History of FM Radio

amplitudeFM radio was born in 1928 out of research and development as a way to successfully improve AM radio by eliminating static. With an entirely new approach to transmitting radio signals, the late Major Edwin Armstrong invented a method of producing high fidelity sound using Frequency Modulation “FM”.  (One of several key inventions this little known inventor gave to our society namely, “Wireless Receiving System”, “Electric Wave Transmission”, “Antenna with Distributed Positive Resistance”, “Method of Receiving High Frequency Oscillation”, “Selectively Opposing Impedance to Received Electrical Oscillations”, “Signaling System”,   “Wireless Receiving System for Continuous Wave”, “Radio Signaling System”)  Unfortunately this superior technology was not embraced by the communication industry largely because of corporate greed.  Many established broadcasters felt FM was a threat and did what they could to dismiss or delay its public acceptance.  Mr. Armstrong was forced to use his own money to build the first commercial FM Radio station, W2XMN and later KE2XCC, in 1937 in Alpine, NJ.  http://www.cscmgt.net/history.php  The effects of the Great Depression and start of World War II also diverted resources from the development process.

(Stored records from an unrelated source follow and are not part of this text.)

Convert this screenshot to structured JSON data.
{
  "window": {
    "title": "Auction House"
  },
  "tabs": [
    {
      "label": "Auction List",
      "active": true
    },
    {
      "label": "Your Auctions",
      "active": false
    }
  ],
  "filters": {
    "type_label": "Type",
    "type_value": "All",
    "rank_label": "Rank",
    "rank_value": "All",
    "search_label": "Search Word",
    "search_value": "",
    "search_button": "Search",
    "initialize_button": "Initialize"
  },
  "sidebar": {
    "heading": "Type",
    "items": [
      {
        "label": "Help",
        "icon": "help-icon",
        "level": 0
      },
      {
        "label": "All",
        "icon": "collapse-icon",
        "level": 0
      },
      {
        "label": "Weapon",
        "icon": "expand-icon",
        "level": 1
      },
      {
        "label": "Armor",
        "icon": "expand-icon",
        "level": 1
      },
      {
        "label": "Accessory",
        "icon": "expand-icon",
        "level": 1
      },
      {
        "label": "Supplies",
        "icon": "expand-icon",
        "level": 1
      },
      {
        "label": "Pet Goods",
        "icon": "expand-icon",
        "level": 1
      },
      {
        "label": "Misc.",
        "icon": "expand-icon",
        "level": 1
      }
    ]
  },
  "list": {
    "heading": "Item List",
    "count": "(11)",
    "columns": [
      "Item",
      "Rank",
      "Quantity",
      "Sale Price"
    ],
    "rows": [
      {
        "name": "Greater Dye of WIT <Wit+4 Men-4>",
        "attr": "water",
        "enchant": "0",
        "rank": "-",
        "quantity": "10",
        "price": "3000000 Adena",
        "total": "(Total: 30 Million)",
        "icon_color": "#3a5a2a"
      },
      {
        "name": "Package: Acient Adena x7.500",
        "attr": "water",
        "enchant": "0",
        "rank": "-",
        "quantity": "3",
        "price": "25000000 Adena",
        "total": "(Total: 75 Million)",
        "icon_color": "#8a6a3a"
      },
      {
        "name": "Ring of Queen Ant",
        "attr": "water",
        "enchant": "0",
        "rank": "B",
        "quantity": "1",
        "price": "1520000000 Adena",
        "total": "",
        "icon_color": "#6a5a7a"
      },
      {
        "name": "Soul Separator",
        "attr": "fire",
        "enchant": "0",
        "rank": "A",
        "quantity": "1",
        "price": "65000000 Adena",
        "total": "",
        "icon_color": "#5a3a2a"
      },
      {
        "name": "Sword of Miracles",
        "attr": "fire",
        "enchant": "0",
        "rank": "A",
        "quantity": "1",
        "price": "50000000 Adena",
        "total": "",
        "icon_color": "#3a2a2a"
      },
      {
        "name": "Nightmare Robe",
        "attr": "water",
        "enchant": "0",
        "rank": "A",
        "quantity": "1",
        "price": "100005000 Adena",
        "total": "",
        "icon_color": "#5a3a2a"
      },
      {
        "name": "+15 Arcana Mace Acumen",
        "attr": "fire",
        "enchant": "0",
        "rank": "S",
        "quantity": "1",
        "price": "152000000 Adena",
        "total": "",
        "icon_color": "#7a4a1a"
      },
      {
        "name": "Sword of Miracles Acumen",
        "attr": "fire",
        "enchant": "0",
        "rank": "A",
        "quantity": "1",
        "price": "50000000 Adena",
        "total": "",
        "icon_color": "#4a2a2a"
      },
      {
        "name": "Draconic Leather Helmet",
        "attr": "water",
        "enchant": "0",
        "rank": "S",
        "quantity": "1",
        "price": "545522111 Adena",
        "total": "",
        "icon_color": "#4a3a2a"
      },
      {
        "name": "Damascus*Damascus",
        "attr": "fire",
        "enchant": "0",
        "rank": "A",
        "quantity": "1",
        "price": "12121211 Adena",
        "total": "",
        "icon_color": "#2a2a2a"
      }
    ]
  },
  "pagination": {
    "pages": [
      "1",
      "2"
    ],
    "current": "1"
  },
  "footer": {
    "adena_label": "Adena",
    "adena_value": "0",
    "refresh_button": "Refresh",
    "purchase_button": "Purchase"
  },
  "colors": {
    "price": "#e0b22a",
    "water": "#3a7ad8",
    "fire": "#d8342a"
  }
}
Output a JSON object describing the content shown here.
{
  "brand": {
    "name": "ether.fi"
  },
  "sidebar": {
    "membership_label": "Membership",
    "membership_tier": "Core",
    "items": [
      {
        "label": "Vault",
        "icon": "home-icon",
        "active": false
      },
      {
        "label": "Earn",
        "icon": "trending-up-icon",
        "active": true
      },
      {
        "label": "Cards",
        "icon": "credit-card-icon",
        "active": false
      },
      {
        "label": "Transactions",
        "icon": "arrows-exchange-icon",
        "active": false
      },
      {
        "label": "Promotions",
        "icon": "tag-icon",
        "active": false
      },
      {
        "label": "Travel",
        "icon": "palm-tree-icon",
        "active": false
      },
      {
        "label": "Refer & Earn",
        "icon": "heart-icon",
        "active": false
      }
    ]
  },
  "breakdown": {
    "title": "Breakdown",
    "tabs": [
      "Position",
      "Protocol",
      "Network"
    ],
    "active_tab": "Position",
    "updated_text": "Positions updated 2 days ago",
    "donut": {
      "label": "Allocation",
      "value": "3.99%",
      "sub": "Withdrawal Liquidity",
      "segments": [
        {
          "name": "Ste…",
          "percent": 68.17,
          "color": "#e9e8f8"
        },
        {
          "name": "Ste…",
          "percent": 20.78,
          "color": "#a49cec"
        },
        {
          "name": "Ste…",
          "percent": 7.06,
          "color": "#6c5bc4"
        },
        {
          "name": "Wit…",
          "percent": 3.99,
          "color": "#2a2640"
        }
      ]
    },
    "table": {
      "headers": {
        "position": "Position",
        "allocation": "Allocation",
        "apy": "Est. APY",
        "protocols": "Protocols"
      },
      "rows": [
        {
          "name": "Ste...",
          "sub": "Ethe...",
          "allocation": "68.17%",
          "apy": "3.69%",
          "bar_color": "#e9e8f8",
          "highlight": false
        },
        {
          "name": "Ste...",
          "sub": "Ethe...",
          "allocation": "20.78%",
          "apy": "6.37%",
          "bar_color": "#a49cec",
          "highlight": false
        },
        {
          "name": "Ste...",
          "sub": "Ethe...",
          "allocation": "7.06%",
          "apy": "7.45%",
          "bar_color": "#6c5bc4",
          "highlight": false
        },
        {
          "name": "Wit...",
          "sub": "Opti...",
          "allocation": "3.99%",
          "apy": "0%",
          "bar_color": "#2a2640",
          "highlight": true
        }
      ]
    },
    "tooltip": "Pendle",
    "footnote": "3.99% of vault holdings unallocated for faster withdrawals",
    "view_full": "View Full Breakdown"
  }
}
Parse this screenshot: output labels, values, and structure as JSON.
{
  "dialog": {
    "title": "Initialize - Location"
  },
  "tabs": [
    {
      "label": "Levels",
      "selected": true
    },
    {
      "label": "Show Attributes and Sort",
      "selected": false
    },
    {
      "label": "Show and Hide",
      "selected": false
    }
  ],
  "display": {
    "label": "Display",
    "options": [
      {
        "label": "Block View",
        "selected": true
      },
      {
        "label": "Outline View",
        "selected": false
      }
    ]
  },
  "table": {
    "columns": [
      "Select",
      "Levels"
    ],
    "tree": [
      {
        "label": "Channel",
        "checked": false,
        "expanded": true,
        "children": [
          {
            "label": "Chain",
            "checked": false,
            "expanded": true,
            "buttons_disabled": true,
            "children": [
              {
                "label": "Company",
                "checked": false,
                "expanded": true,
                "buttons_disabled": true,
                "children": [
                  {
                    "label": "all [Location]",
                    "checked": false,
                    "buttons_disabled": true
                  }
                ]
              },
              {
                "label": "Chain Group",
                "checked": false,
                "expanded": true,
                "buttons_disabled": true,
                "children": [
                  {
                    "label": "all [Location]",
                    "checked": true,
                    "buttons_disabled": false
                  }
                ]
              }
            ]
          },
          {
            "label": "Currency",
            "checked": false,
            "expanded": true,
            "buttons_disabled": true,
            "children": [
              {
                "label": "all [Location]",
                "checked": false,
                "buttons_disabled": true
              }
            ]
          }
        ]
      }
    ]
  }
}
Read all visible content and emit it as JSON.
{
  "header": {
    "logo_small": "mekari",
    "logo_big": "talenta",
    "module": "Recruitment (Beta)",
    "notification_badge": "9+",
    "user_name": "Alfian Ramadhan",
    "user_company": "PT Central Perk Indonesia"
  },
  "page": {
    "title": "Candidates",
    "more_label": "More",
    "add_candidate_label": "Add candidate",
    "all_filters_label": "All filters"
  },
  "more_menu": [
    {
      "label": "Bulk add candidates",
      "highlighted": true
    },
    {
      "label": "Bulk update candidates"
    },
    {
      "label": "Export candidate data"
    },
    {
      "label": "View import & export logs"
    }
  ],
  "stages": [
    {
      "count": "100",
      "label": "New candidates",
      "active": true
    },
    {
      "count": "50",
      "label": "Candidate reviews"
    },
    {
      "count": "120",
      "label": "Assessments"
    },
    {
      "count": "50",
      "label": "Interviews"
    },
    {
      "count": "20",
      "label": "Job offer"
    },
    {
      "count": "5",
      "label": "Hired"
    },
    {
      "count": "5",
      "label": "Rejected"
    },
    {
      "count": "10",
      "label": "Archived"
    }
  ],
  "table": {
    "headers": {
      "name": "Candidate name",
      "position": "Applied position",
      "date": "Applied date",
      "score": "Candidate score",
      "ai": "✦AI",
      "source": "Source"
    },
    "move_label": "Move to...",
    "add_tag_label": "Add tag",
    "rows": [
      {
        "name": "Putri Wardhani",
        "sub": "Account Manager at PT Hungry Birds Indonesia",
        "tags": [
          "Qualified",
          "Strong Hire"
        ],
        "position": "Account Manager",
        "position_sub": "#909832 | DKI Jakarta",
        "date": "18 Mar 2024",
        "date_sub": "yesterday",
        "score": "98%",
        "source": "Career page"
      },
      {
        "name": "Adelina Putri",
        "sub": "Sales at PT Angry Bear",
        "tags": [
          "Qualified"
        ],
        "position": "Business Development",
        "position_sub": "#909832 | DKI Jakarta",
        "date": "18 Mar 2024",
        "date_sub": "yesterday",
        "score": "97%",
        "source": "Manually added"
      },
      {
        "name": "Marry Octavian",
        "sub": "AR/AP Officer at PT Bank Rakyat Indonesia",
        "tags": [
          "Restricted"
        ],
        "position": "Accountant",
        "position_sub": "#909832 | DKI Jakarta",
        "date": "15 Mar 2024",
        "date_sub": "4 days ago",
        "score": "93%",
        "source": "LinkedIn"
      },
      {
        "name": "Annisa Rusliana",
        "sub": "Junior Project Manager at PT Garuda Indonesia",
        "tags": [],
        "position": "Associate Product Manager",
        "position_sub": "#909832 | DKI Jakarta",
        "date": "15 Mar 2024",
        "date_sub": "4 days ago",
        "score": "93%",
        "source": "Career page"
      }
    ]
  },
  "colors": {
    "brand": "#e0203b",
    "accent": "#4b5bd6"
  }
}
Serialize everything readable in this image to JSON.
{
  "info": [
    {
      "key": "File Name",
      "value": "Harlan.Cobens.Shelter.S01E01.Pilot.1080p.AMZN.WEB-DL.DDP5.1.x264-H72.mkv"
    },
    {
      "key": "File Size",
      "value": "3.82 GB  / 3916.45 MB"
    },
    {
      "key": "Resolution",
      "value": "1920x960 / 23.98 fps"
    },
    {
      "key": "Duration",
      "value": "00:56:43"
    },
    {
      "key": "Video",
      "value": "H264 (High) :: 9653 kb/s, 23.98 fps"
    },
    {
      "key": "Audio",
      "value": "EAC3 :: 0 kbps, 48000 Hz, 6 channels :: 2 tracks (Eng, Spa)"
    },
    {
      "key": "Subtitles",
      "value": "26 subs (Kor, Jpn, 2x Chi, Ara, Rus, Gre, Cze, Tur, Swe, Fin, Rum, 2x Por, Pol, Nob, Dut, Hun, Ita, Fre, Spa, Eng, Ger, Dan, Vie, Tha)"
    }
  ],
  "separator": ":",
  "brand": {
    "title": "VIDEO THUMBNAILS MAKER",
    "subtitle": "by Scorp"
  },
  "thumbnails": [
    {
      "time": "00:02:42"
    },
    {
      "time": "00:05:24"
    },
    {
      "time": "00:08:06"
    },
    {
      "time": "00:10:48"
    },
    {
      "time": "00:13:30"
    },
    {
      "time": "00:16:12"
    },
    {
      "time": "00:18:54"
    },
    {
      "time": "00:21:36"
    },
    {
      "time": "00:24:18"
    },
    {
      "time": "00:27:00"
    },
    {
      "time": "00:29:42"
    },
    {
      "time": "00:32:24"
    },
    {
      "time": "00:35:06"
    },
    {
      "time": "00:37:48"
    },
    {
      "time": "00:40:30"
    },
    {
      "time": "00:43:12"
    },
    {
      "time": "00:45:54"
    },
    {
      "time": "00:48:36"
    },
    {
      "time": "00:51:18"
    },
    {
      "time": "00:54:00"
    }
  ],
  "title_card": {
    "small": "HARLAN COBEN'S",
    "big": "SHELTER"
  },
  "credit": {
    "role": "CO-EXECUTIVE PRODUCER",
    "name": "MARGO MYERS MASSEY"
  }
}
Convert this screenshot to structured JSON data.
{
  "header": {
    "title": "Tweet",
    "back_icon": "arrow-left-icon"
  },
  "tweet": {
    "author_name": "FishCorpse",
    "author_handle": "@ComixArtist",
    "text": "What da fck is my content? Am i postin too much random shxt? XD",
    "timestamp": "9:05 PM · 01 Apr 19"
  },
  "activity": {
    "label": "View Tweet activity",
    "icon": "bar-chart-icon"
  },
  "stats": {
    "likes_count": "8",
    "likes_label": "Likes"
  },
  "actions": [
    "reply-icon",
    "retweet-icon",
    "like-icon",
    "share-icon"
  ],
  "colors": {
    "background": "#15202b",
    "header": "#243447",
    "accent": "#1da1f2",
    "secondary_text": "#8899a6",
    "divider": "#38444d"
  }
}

Various household appliances often caused static interference to AM radio.  AM radio also experienced interference at night and had a limited audio quality.   By the mid-1940s many radio stations were simulating AM and FM versions of their stations, as many radio owners didn’t want the hassle of buying a high fidelity radio after recently purchasing a new AM radio. The FCC would take away rights for stations to simulcast many years later.  In terms of FM radio becoming a preferred standard; it would be approximately 50 years before the number of FM stations would overtake commercial AM radio stations in the year 1990.

Today FM still stands as the favored commercial radio source. FM Radio continues to progress in its metamorphosis as we watch the advent of the FCC’s remanding policies and the conversion to a digital world.